New DA parliamentarian Makashule Gana, one of the party’s three deputy federal chairpersons, cruised through the process. “It’s the responsibility that excites me - not only the responsibility to the four million who voted for us, but everyone in South Africa. I accept this responsibility with both hands.”
But there was little comment on the DA parliamentary leadership race for which he reportedly is standing.
“I firmly believe members must ask you to stand. I’m not in Cape Town, saying ‘look at me, I’m a leader’,” Gana said.
DA national spokesman Mmusi Maimane reportedly was similarly reluctant to comment on this looming matter for which many say he is a shoo-in because of his reported backing from DA leader Helen Zille.
At the registration points the mood was jovial, with many returning MPs greeting each other. Bodyguards milled around as ministers, who are back on the list of MPs, registered themselves.

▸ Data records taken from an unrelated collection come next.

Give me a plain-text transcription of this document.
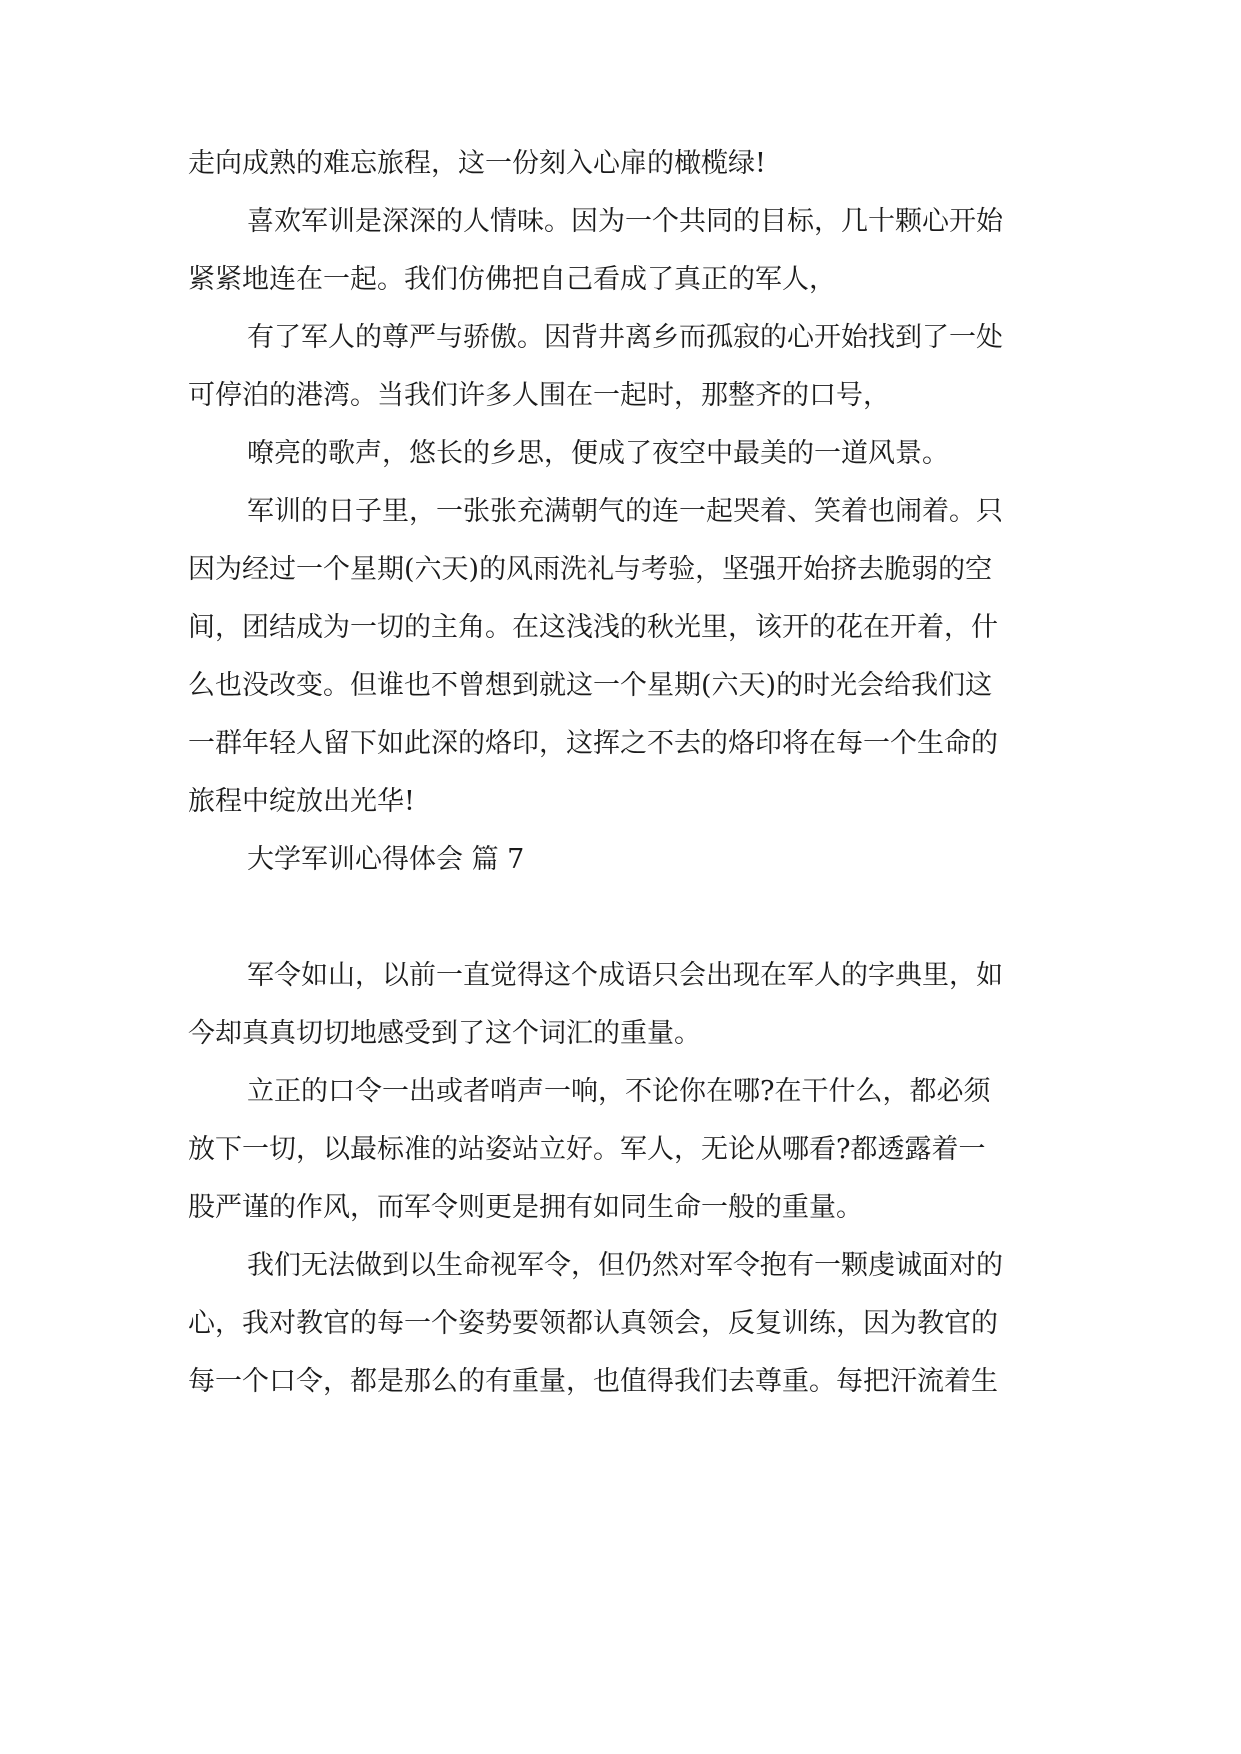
走向成熟的难忘旅程，这一份刻入心扉的橄榄绿!

喜欢军训是深深的人情味。因为一个共同的目标，几十颗心开始

紧紧地连在一起。我们仿佛把自己看成了真正的军人，

有了军人的尊严与骄傲。因背井离乡而孤寂的心开始找到了一处

可停泊的港湾。当我们许多人围在一起时，那整齐的口号，

嘹亮的歌声，悠长的乡思，便成了夜空中最美的一道风景。

军训的日子里，一张张充满朝气的连一起哭着、笑着也闹着。只

因为经过一个星期(六天)的风雨洗礼与考验，坚强开始挤去脆弱的空

间，团结成为一切的主角。在这浅浅的秋光里，该开的花在开着，什

么也没改变。但谁也不曾想到就这一个星期(六天)的时光会给我们这

一群年轻人留下如此深的烙印，这挥之不去的烙印将在每一个生命的

旅程中绽放出光华!

大学军训心得体会 篇 7

军令如山，以前一直觉得这个成语只会出现在军人的字典里，如

今却真真切切地感受到了这个词汇的重量。

立正的口令一出或者哨声一响，不论你在哪?在干什么，都必须

放下一切，以最标准的站姿站立好。军人，无论从哪看?都透露着一

股严谨的作风，而军令则更是拥有如同生命一般的重量。

我们无法做到以生命视军令，但仍然对军令抱有一颗虔诚面对的

心，我对教官的每一个姿势要领都认真领会，反复训练，因为教官的

每一个口令，都是那么的有重量，也值得我们去尊重。每把汗流着生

Parliamentary staff were on hand to welcome and direct everyone.
It was hoped all 400 incoming MPs would have gone through the system by Tuesday night. However, stragglers would have up until an hour before Wednesday morning’s swearing-in ceremony to get themselves registered.
Meanwhile, the ANC announced on Tuesday that Baleka Mbete returns as Speaker of the National Assembly, a post she left after four years to become deputy president in late 2008 under then president Kgalema Motlanthe.
Her return as National Assembly presiding officer is politically important: for the first time since 2007 a Speaker will also hold a top ANC party office as Mbete remains as the governing party’s national chairwoman.
Following the first ANC parliamentary caucus meeting on Tuesday, ANC secretary-general Gwede Mantashe also announced Mbete’s deputy would be Lechesa Tsenoli, who previously served as co-operative governance minister.
And he announced Reserve Bank governor and ex-labour minister Tito Mboweni looks set to remain in business since he’s withdrawn from taking up his parliamentary seat, apparently at the 11th hour.
Mboweni, whose election to the ANC national executive committee in 2012 was widely seen as a return to the political and governance arena, more recently was speculated to be in the running to become finance minister.
On Tuesday, Mantashe confirmed that Mboweni had officially informed the party of his withdrawal, but declined to give reasons.